Chen, J, Wu, G, Li, S, Yu, T, Xie, Y, Zhou, L, Wang, L
The Cochrane database of systematic reviews. 2007;(4):CD005052
Abstract
BACKGROUND Heart failure is a major public health problem world-wide. Shengmai (a traditional Chinese herbal medicine) has long been used as a complementary treatment for heart failure in China. OBJECTIVES To determine the effect (both benefits and harms) of shengmai plus usual treatment versus usual treatment alone for heart failure. SEARCH STRATEGY We searched the following electronic databases: the Cochrane Central Register of Controlled Trials (CENTRAL) on The Cochrane Library (Issue 2, 2005), MEDLINE (1966 to May 2005), EMBASE (1984 to March 2004), AMED (1985 to July 2005), Chinese BioMedical Literature Database(1978 to April 2004), DARE (Issue 2, 2005) and BIOSIS (1997 to 2004). Seventeen Chinese journals were also handsearched.
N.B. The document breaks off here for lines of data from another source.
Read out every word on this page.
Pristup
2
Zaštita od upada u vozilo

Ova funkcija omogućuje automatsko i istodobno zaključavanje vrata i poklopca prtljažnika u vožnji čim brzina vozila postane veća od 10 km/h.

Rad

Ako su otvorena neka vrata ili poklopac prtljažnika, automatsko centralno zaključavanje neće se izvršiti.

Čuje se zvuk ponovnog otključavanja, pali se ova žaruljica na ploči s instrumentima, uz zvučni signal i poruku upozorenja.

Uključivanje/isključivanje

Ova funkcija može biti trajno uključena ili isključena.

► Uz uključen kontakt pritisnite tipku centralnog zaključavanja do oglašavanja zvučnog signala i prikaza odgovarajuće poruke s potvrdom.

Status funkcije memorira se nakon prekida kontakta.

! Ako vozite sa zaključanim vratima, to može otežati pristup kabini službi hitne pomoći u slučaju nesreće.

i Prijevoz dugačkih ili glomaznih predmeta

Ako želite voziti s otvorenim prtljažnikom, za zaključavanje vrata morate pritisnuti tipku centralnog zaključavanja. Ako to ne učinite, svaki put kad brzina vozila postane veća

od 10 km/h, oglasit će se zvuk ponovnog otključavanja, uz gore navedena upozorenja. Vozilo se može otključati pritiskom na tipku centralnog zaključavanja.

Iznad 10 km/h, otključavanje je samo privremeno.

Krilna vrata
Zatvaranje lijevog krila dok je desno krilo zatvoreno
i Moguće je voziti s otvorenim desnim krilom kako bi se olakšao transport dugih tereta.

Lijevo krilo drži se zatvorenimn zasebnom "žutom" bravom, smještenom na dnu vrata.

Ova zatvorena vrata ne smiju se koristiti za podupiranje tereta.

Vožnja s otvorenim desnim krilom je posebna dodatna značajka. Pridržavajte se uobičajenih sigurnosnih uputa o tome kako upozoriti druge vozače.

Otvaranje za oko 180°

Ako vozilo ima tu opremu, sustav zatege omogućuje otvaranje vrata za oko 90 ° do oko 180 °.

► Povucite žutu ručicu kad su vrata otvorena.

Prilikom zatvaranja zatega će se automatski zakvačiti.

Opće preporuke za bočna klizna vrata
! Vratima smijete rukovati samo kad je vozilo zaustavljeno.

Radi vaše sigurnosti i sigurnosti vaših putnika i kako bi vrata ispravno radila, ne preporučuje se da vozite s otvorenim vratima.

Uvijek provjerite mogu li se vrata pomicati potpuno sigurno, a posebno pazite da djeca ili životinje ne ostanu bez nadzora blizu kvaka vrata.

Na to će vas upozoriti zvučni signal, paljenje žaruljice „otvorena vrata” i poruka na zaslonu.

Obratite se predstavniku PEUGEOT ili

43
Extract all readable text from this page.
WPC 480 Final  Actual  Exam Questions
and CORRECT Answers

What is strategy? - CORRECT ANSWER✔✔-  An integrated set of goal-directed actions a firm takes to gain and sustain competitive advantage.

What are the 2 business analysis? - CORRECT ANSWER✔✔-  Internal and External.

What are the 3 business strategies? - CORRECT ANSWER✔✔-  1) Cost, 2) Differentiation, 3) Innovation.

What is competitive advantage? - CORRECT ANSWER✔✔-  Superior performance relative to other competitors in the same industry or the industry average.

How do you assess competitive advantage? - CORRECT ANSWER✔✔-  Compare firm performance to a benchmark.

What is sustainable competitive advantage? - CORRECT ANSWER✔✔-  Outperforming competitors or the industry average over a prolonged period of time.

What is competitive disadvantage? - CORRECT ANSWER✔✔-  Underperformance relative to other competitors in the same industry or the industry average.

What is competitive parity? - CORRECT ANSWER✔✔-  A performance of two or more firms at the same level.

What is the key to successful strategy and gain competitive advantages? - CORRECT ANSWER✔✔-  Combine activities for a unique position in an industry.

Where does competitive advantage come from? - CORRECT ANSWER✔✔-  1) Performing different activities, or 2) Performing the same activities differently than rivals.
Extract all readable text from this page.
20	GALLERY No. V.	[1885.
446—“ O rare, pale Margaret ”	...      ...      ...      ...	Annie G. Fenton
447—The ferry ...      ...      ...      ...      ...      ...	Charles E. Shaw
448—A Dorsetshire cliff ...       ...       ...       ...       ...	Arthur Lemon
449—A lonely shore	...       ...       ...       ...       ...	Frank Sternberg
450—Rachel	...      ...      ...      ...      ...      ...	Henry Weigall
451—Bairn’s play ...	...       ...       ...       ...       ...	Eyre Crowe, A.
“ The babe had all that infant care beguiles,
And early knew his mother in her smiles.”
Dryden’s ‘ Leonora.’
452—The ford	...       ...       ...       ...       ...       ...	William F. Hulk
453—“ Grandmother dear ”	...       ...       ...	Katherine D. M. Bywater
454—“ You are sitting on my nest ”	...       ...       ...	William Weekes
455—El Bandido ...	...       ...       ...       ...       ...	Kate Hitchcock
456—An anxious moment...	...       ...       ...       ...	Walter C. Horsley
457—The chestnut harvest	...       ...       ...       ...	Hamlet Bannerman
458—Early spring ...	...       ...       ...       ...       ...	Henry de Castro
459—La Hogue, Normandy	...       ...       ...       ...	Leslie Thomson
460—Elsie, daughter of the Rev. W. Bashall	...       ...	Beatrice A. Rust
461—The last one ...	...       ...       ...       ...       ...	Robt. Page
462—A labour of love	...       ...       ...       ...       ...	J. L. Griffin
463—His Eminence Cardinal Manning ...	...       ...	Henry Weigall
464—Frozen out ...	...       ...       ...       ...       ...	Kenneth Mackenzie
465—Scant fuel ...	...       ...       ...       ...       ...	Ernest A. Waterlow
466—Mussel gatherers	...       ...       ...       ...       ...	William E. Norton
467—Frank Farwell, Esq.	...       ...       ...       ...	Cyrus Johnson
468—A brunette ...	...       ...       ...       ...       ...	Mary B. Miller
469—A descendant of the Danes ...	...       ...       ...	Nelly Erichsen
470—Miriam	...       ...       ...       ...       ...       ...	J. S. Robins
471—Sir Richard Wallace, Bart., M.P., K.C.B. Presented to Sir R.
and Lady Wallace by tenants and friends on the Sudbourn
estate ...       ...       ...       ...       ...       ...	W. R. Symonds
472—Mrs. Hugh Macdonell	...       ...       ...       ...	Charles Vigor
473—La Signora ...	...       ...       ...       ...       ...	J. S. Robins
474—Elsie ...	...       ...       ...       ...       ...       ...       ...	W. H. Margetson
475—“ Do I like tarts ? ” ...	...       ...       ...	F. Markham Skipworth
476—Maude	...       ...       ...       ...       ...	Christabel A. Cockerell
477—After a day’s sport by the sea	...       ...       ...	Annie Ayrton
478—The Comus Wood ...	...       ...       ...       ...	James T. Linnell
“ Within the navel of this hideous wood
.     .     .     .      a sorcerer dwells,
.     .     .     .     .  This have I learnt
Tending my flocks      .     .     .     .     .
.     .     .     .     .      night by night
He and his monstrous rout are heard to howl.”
SELECTION CRITERIA Trials of shengmai plus usual treatment versus usual treatment alone for heart failure were included. Randomized or quasi-randomized controlled trials, regardless of whether they were blinded, were included. DATA COLLECTION AND ANALYSIS Two reviewers selected trials, assessed methodological quality and extracted data independently. Dichotomous and continuous data were calculated as relative risk (RR), and weighted mean differences (WMD), respectively. No heterogeneity was detected between included trials. A fixed-effect model was used to perform meta-analysis. MAIN RESULTS Nineteen trials were included studies. Methodological quality of the included studies was low. Compared to usual treatment alone, shengmai plus usual treatment showed significant improvement in New York Heart Association classification of clinical status (RR 0.32; 95% CI 0.25 to 0.40), mortality (RR 0.25; 95% CI 0.07 to 0.86), and tumour necrosis factor-alpha (WMD -0.52; 95% CI -0.99 to -0.05). Improvements were also seen in hemodynanic tests (one trial, 100 participants). No adverse affects were reported in any of the included trials. AUTHORS' CONCLUSIONS It is possible that shengmai plus usual treatment may be beneficial compared to usual treatment alone for heart failure. However the evidence is weak because of the poor quality of the included trials. Long-term and high quality studies are needed to provide clear evidence for the future use of shengmai.